Scientists develop an AI model to make enzyme engineering more efficient
Researchers have streamlined the traditionally slow process of enzyme engineering. This work might help researchers tailor the suitability of enzymes for custom purposes.
In a study recently published in ACS Synthetic Biology, researchers from Osaka University, Japan, have imparted an analogous level of adaptability to enzymes, a goal that has remained elusive for over 30 years.
Enzymes perform impressive functions, enabled by the unique arrangement of their constituent amino acids, but usually only within a specific cellular environment. When changing the cellular environment, the enzyme rarely functions well—if at all. Thus, a long-standing research goal has been to retain or even improve upon the function of enzymes in different environments.. Traditionally, such work has involved extensive experimental trial-and-error that might have little assurance of achieving an optimal result.
Artificial intelligence (AI) can minimise this trial-and-error, but still relies on experimentally obtained crystal structures of enzymes—which can be unavailable or not especially useful. Thus, “the pertinent amino acids one should mutate in the enzyme might be only best-guesses,” said Teppei Niide, co-senior author. “To solve this problem, we devised a methodology of ranking amino acids that depends only on the widely available amino acid sequence of analogous enzymes from other living species.”
The researchers focused on the amino acids that are involved in the specificity of the malic enzyme to the molecule that the enzyme transforms (such as the substrate) and to the substance that helps the transformation proceed (such as the cofactor). By identifying the amino acid sequences that did not change over the course of evolution, the researchers identified the amino acid mutations that are adaptations to different cellular conditions in different species.

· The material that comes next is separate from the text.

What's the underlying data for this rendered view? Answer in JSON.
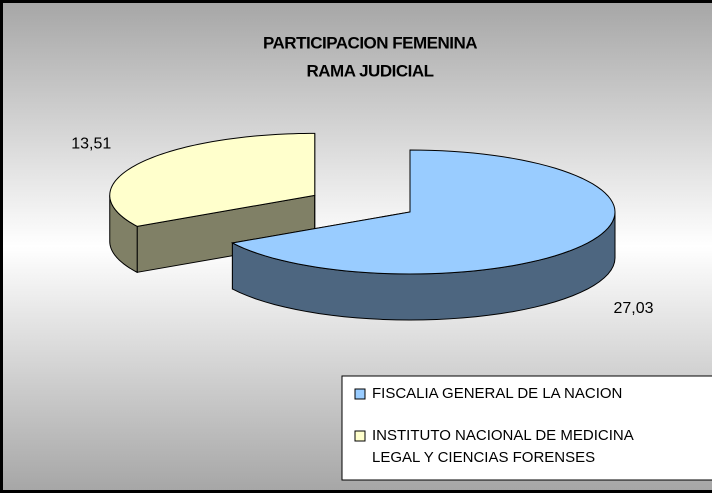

“By using AI, we identified unexpected amino acid residues in malic enzyme that correspond to the enzyme’s use of different redox cofactors,” said Hiroshi Shimizu, co-senior author. “This helped us understand the substrate specificity mechanism of the enzyme and will facilitate optimal engineering of the enzyme in laboratories.”
This work succeeded in using AI to dramatically accelerate and improve the success of substantially reconfiguring an enzyme’s specific mode of action, without fundamentally altering the enzyme’s function. Future advances in enzyme engineering will greatly benefit fields such as pharmaceutical production that require carefully tuning the versatility of enzymes to different biochemical environments—even in the absence of corresponding enzymes’ crystal structures.